Anthills, in the form of a large cardboard box, quickly became the basis for a pika habitat. The group then considered food sources and predators.
Keats wandered over.
“How are we doing?” he asked.
“We’re going to pick up the pika and move them to a colder place,” Omari joked.
“That’s great,” said Keats. “But what would be the implication in the colder place?”
“We’re going to kill them all,” Campbell said (another joke).
“Genocide has been considered a solution in many cases throughout history,” Keats said before heading off to another group.
In the end, the students created an elaborate anthill for the pika.
“We tried to make it aesthetically pleasing to the pika,” Omari told other workshop participants. He was only half kidding.
The “pika fortress,” as they called it, was powered by a solar panel, emitted a pika-friendly signal to attract the critters, and included a garden for food.
“I love it,” said Keats. “Look at how big it is!”

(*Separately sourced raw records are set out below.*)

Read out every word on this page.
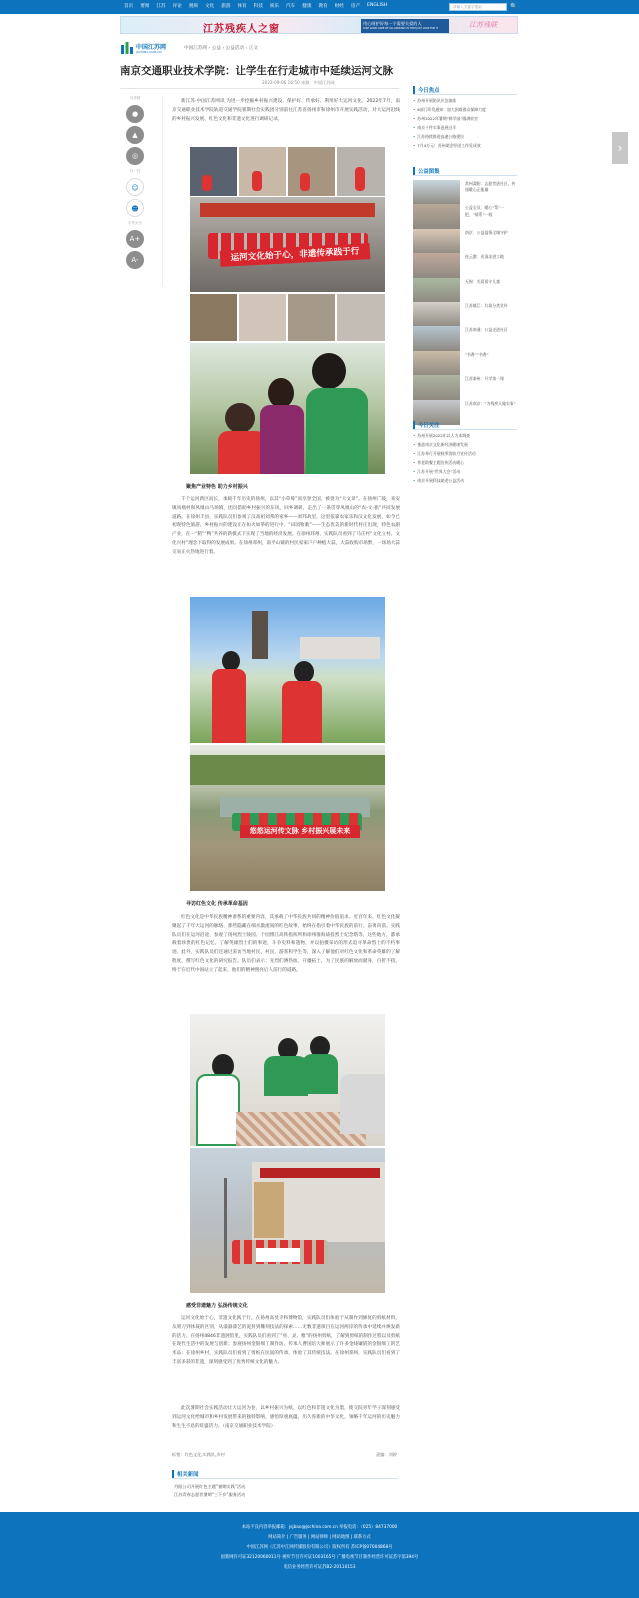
首页 要闻 江苏 评论 視频 文化 旅游 体育 科技 娱乐 汽车 健康 教育 财经 房产 ENGLISH	请输入关键字搜索	🔍
江苏残疾人之窗
用心呵护好每一个需要关爱的人
TAKE GOOD CARE OF ALL AROUND US THAT JUST LOOK FOR IT	江苏残联
中国江苏网
JSCHINA.COM.CN
中国江苏网 › 公益 › 公益活动 › 正文
南京交通职业技术学院：让学生在行走城市中延续运河文脉
2022-09-06 16:50 来源：中国江苏网
分享到
●
▲
◎
扫一扫
☺
☻
字号大小
A+
A-
新江苏·中国江苏网讯 为进一步挖掘乡村振兴建设、保护好、传承好、利用好大运河文化，2022年7月，南京交通职业技术学院轨道交通学院暑期社会实践团分别前往江苏省扬州市和徐州市开展实践活动，对大运河沿线的乡村振兴发展、红色文化和非遗文化进行调研记录。
运河文化始于心，非遗传承践于行
聚焦产业特色 助力乡村振兴
千个运河新区而长，承载千年历史的扬州，以其“小草莓”而享誉全国，被誉为“大文章”。在扬州广陵，来安镇凤凰村和凤凰山马场镇，团员借助乡村振兴的东风，回乡调研，走出了一条贯穿凤凰山的“农-文-旅”共同发展道路。在徐州丰县，实践队员们参观了汉高祖刘邦的家乡——刘邦故里，这里依靠农家乐和汉文化发展，如今已初现特色旅游。乡村振兴的建设正在如火如荼的进行中，“田园牧歌”——生态优美的新时代村庄出现，特色农副产业，在一“稻”“鸭”共养的新模式下实现了当地的经济发展。在徐州邳州，实践队员看到了马庄村“文化立村、文化兴村”理念下取得的发展成果。在徐州邳州，南平山镇的村民家家户户种植大蒜，大蒜收购市场繁，一场场大蒜交易正火热地进行着。
悠悠运河传文脉 乡村振兴展未来
寻访红色文化 传承革命基因
红色文化是中华民族精神谱系的重要内容，其承载了中华民族共同的精神价值追求。近百年来，红色文化凝聚起了千年大运河的脉络，那些隐藏在细水激流间的红色故事，始终在指引着中华民族的前行、奋勇向前。实践队员们在运河沿途，参观了扬州烈士陵园、个园博江高铁指挥所和徐州淮海战役烈士纪念塔等，这些地方，都承载着珍贵的红色记忆。了解英雄烈士们的事迹，斗争史料和遗物，并以拍摄采访的形式追寻革命烈士的不朽事迹。此外，实践队员们还通过采访当地村民、村民、游客和学生等，深入了解他们对红色文化和革命英雄的了解程度，撰写红色文化的研究报告。队员们表示：先烈们洒热血，开疆拓土，为了民族的解放而献身，百折不挠，终于在近代中国站立了起来，他们的精神照亮后人前行的道路。
感受非遗魅力 弘扬传统文化
运河文化始于心，非遗文化践于行。在扬州高旻寺和博物馆，实践队员们体验于从制作到修复的剪纸材料，从刻刀到体裁的区别，从漆器漆艺的泥封到雕刻技法的探索……无数非遗项目在运河两岸的传承中延续并焕发新的活力。在扬州4846非遗展馆里，实践队员们看到了“亮、灵、雅”的扬州剪纸，了解到剪纸的制作过程以及剪纸在现代生活中的发展与创新；参观扬州金银细工制作坊，传承人曹国培大师展示了许多金线镶嵌的金银细工的艺术品；在徐州乡村，实践队员们看到了剪纸在民间的传承，体验了其传统技法。在徐州邳州，实践队员们看到了丰富多彩的非遗，深刻感受到了优秀传统文化的魅力。
此次暑期社会实践活动让大运河为卷，以乡村振兴为纸，以红色和非遗文化为墨，使交院青年学子深刻感受到运河文化给城市和乡村发展带来的独特影响，感悟厚重底蕴，历久弥新的中华文化，领略千年运河的历史魅力和生生不息的旺盛活力。（南京交通职业技术学院）
标签：红色文化,实践队,乡村	责编：刘婷
相关新闻
丹阳公司开展红色主题“暑期实践”活动
江苏青春志愿者暑期“三下乡”服务活动
今日焦点
• 苏州开展防汛应急演练
• 6部门印发通知：加大困难群众保障力度
• 苏州2022年暑期“鲜学园”圆满收官
• 南京十件实事进展过半
• 江苏持续推进高速公路建设
• 7月4万元！苏州助企纾困工作见成效
公益图集
常州溧阳：志愿者进社区，传递暖心正能量
公益宝贝：暖心“帮”一把，“情系”一线
南京：公益温情全城守护
连云港：送清凉进工地
无锡：关爱留守儿童
江苏镇江：垃圾分类宣传
江苏南通：公益走进社区
“书香”“书香”
江苏泰州：开学第一课
江苏南京：“为残疾人做实事”
今日关注
• 苏州开展2022年以人为本调查
• 推进南京文化新经济健康发展
• 江苏举行开展秋季消防月宣传活动
• 养老助餐主题宣传活动暖心
• 江苏开展“世界大会”活动
• 南京开展科技助老公益活动
›
本站不良内容举报邮箱：jsjbao@jschina.com.cn 举报电话：（025）84737000
网站简介 | 广告服务 | 网站律师 | 网站地图 | 联系方式
中国江苏网（江苏中江网传媒股份有限公司）版权所有 苏ICP备07004868号
国新网许可证32120060011号 视听节目许可证1003165号 广播电视节目制作经营许可证苏字第394号
电信业务经营许可证苏B2-20110153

He was particularly pleased by a pumpkin Halloween decoration stuck at the top to ward off flying predators.
Students working on polar bears built a floating habitat that featured toxin-eating bacteria and fish-attracting plankton, which, in turn, attracted seals that would serve as dinner for the bears living above. The bacteria would begin to detox the oil-saturated ocean water.
Those working on sea turtles, whose overly warm eggs were producing males at an alarming rate, conceived of a “turtle cabana” that would cool the sand.
Keats was thrilled with the outcome of two hours of riffing.
He immediately noted that for each problem, the students did not approach a solution by focusing on one aspect of the problem. They created total habitats.
“What appeals to you about a total solution?” he asked. “Why is it important to think about total habitat?”
“There are a couple of problems going on that couldn’t be solved with one solution,” said one student.
Elyza Agosta, an electrical engineering major working on the polar bear problem, said, “Nature is really complicated. It’s really hard to anticipate what’s going to happen. If you change one thing here, what’s going to happen over here? It’s easier to create a contained system than to insert one element that can spiral out of control.”
She stopped for a moment.
“The best construction would be a time machine,” Agosta said. “You could go back and undo all that has been done. These ecosystems we’ve built should already exist, and they did at one time. If people stopped drilling for oil, if people stopped hunting, we wouldn’t need these.”
For Keats, the workshop exploring his “absurd” ideas had struck the gold of larger thought and conversation.
"The Reciprocal Biomimicry Initiative” runs through June 4 at the Samek Art Museum Downtown Gallery, 416 Market St., Lewisburg. Hours: noon-5 p.m. Tues.-Fri. and 11 a.m.-5 p.m. weekends. Information: 570-577-3792 or museum.bucknell.edu.